The new prime minister, Theresa May, has declared that “Brexit means Brexit, and we are going to make a success of it”. It is in everyone’s interest to see our world-leading universities continue to prosper and not fall behind. I believe that the government acknowledges our strength in higher education, and we are working with Jo Johnson, minister for universities and science, to ensure the continued success of our sector.
To achieve this, we will need government in its entirety to appreciate the conditions that make our universities attractive to the brightest academics and students worldwide. The institutions highlighted in the THE World University Rankings operate in a range of jurisdictions but all are committed to internationalisation, and the UK is currently one of the most attractive nations in which to study or conduct research. Freedom of movement and ease of international collaboration has enabled talented students and researchers from Europe and beyond to come here. It is in no one’s interest to obstruct this healthy environment.

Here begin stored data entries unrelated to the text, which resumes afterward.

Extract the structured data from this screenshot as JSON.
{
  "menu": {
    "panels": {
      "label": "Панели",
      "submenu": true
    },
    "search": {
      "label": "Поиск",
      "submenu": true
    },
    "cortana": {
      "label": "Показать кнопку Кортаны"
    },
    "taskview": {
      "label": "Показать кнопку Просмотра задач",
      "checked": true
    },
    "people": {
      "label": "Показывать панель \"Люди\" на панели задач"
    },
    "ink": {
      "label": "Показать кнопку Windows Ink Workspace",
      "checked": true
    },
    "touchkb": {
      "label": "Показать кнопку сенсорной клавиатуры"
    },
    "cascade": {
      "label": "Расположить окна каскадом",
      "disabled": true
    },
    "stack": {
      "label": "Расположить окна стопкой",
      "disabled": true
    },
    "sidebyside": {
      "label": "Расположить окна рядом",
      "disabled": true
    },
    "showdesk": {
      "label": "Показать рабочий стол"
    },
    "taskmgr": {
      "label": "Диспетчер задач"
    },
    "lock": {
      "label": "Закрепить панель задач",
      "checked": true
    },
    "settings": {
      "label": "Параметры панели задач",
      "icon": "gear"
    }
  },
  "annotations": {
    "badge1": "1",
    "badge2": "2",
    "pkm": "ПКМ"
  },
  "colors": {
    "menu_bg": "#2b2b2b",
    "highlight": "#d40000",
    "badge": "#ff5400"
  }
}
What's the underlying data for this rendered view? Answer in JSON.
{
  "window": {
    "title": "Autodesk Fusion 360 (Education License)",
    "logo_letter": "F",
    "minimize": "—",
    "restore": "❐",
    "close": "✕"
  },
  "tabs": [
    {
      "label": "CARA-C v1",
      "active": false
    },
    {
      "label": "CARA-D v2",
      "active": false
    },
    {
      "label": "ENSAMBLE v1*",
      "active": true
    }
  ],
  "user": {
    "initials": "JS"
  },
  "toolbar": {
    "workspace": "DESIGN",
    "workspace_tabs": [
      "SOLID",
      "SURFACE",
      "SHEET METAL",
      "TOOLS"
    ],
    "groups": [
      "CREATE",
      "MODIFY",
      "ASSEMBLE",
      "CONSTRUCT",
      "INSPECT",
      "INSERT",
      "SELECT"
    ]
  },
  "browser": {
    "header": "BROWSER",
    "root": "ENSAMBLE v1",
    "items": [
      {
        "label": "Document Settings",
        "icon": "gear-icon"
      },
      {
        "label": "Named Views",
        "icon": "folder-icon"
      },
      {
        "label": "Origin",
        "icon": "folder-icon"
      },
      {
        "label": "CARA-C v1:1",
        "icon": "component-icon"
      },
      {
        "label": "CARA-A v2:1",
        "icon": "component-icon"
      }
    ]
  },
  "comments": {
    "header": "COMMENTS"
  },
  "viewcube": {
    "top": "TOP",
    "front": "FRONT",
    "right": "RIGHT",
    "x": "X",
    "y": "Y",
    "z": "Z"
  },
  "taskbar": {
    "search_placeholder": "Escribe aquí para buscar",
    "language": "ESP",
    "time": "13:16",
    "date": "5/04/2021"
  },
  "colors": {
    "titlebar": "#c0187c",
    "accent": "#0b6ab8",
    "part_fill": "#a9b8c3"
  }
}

In our submission to the House of Commons Science and Technology Select Committee inquiry into the implications of leaving the EU, we set out the need for a clear political will to ensure that the UK continues to be a global leader in research and leading recruiter of global talent, with the continued free movement of EU students and researchers the most pressing concern.
I have been enormously heartened by the response to the communications plan we have enacted at UCL since the referendum.
Within hours of the result, we had taken steps to reassure our EU staff and students about their importance to our university and within days we had joined appeals to government to urgently clarify the status of our people worried about their futures. The initial responses we received to the message of support and reassurance we sent across our communications channels to staff, students, alumni, prospective students, international partners and all those with a stake in UCL was unfailingly positive. Individuals who had been wavering about whether to apply reaffirmed their commitment, on the basis that they believed in us, because we believed in them.
Academic activity has from its inception been founded on cross-border collaboration, and trust and collegiality between academic partners have generally survived periods of intense pressure from the outside. This makes me optimistic for the future health of our universities, but it is our job to persuade those outside the academy that to continue to succeed we need to be free to recruit and retain the most talented minds, regardless of nationality.